The ability to share your enjoyment of a concert by jumping into a receptive crowd is an incredible feeling. Except for when the crowd isn’t so receptive, and you plummet to the ground instead. As a fan in the crowd I never understood the concept of crowd surfing, you get separated from your friends for the rest of the concert, if your a girl everyone just grabs your boobs and ass, if your a guy everyone is punching you in the kidneys, sounds awesome. Here is a nice list though of awesome moments in the not so successful stage dive.
Fatal error: What the hell, dude? Maybe the reason no-one wanted to catch you is because you went in knees first. Also, you’re at a Green Day show. No one has stage dived at a Green Day gig since 1993.
Fatal error: You’ve got to make the gap man. If you think for one second you’re not going to make the gap, don’t do it. Note: The fact that your pants are round your ankles might not help.
Fatal error: Make sure you’ve got a crowd to dive into. Not only that, how awkward is it when she starts singing to a little kid in an empty field, CREEPYYY.
Fatal error: This is an odd one. We don’t really know what Method Man does wrong here. You might expect Justin Bieber fans to move out of the way at the site of a 14 stone six-footer flying into the audience but not Wu Tang Clan fans — but they do.

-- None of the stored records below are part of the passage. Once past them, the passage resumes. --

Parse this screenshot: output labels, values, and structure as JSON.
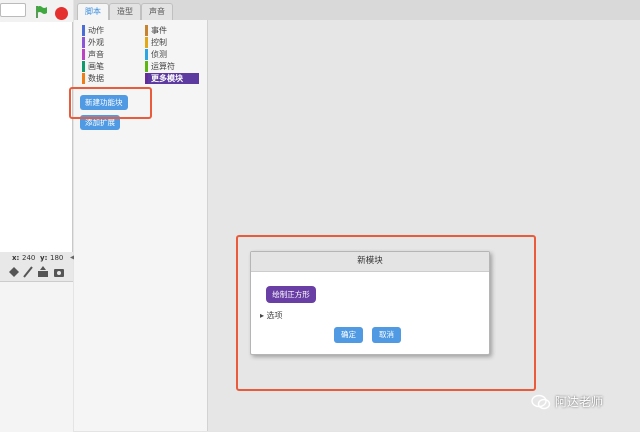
{
  "tabs": [
    {
      "label": "脚本"
    },
    {
      "label": "造型"
    },
    {
      "label": "声音"
    }
  ],
  "categories_left": [
    {
      "label": "动作",
      "color": "#4a6cd4"
    },
    {
      "label": "外观",
      "color": "#8a55d7"
    },
    {
      "label": "声音",
      "color": "#bb42c3"
    },
    {
      "label": "画笔",
      "color": "#0e9a6c"
    },
    {
      "label": "数据",
      "color": "#ee7d16"
    }
  ],
  "categories_right": [
    {
      "label": "事件",
      "color": "#c88330"
    },
    {
      "label": "控制",
      "color": "#e1a91a"
    },
    {
      "label": "侦测",
      "color": "#2ca5e2"
    },
    {
      "label": "运算符",
      "color": "#5cb712"
    },
    {
      "label": "更多模块",
      "color": "#632d99"
    }
  ],
  "palette": {
    "make_block": "新建功能块",
    "add_extension": "添加扩展"
  },
  "stage": {
    "x_label": "x:",
    "x_value": "240",
    "y_label": "y:",
    "y_value": "180"
  },
  "dialog": {
    "title": "新模块",
    "block_label": "绘制正方形",
    "options": "▸ 选项",
    "ok": "确定",
    "cancel": "取消"
  },
  "watermark": {
    "text": "阿达老师"
  },
  "colors": {
    "accent": "#4f9ae3",
    "highlight": "#ea5b3c",
    "more_blocks": "#632d99"
  }
}
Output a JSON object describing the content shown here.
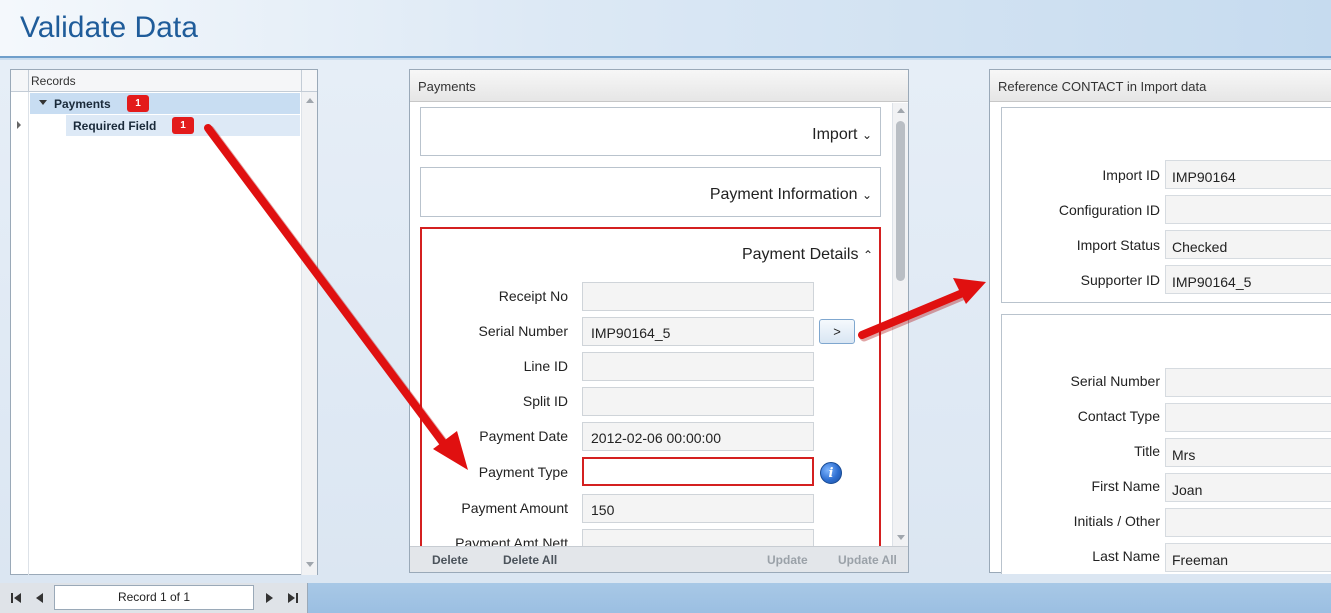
{
  "app": {
    "title": "Validate Data"
  },
  "records": {
    "header": "Records",
    "tree": [
      {
        "label": "Payments",
        "count": "1"
      },
      {
        "label": "Required Field",
        "count": "1"
      }
    ]
  },
  "payments": {
    "title": "Payments",
    "sections": {
      "import": "Import",
      "payment_information": "Payment Information",
      "payment_details": "Payment Details"
    },
    "fields": {
      "receipt_no": {
        "label": "Receipt No",
        "value": ""
      },
      "serial_number": {
        "label": "Serial Number",
        "value": "IMP90164_5"
      },
      "line_id": {
        "label": "Line ID",
        "value": ""
      },
      "split_id": {
        "label": "Split ID",
        "value": ""
      },
      "payment_date": {
        "label": "Payment Date",
        "value": "2012-02-06 00:00:00"
      },
      "payment_type": {
        "label": "Payment Type",
        "value": ""
      },
      "payment_amount": {
        "label": "Payment Amount",
        "value": "150"
      },
      "payment_amt_nett": {
        "label": "Payment Amt Nett",
        "value": ""
      }
    },
    "nav_button_label": ">",
    "info_icon_glyph": "i",
    "footer": {
      "delete": "Delete",
      "delete_all": "Delete All",
      "update": "Update",
      "update_all": "Update All"
    }
  },
  "reference": {
    "title": "Reference CONTACT in Import data",
    "group1": {
      "import_id": {
        "label": "Import ID",
        "value": "IMP90164"
      },
      "configuration_id": {
        "label": "Configuration ID",
        "value": ""
      },
      "import_status": {
        "label": "Import Status",
        "value": "Checked"
      },
      "supporter_id": {
        "label": "Supporter ID",
        "value": "IMP90164_5"
      }
    },
    "group2": {
      "serial_number": {
        "label": "Serial Number",
        "value": ""
      },
      "contact_type": {
        "label": "Contact Type",
        "value": ""
      },
      "title": {
        "label": "Title",
        "value": "Mrs"
      },
      "first_name": {
        "label": "First Name",
        "value": "Joan"
      },
      "initials_other": {
        "label": "Initials / Other",
        "value": ""
      },
      "last_name": {
        "label": "Last Name",
        "value": "Freeman"
      }
    }
  },
  "navigator": {
    "record_text": "Record 1 of 1"
  },
  "colors": {
    "accent": "#1f5c9a",
    "error": "#d42020",
    "badge": "#e31b1b",
    "annotation_arrow": "#e01010"
  }
}
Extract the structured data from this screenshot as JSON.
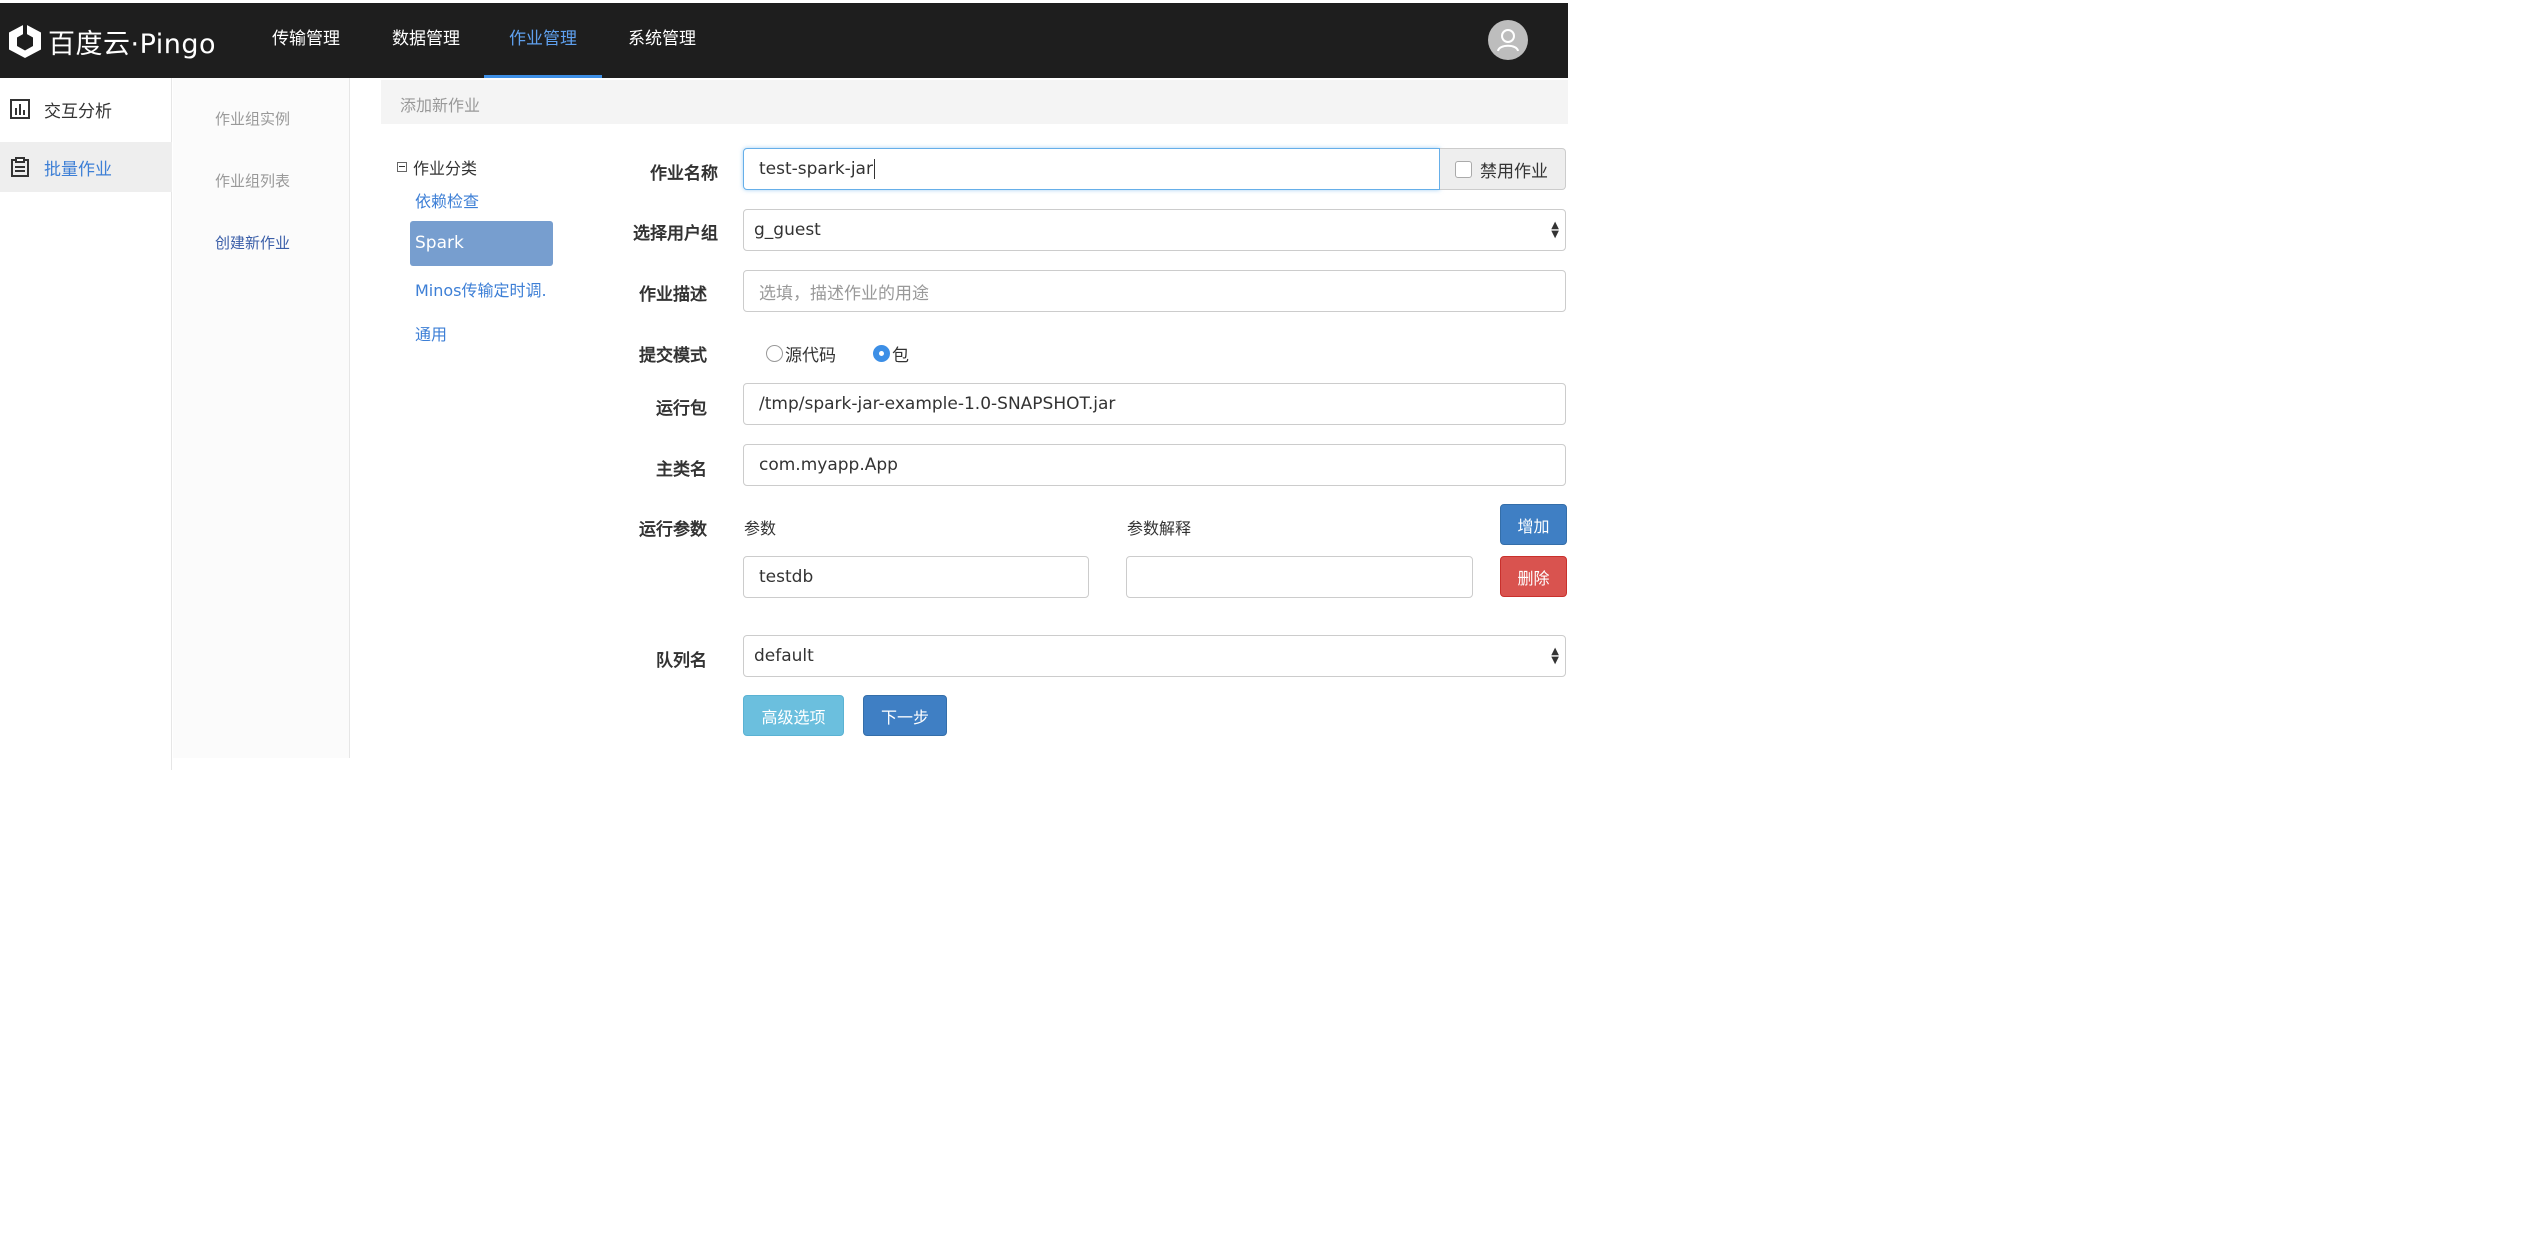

Fatal error: Don’t just come darting out of nowhere and jump into what, at best, could be called a sparse crowd. Fool!
Fatal error: Believe it or not, this is a clip from Finland’s biggest music festival.* This budding stage diver attempts a feet first dive and actually appears to execute it perfectly, until the whole “catching” part — which in fairness is kind of out of his hands.
Fatal error: If there is one thing we’ve learned from horror films, it is never to trust a man in dungarees. This video is funny anyway, before the whole failed stage dive toward the end. This was filmed in 2010. That’s this year. Unreal.
Fatal error: You’re five. You shouldn’t be in bands or stage diving. You should be climbing trees, making mud pies, kicking each other’s shins and eating glue. I blame those Jonas people — whatever they’re called, damn them with their corrupting antiseptic, child-rock.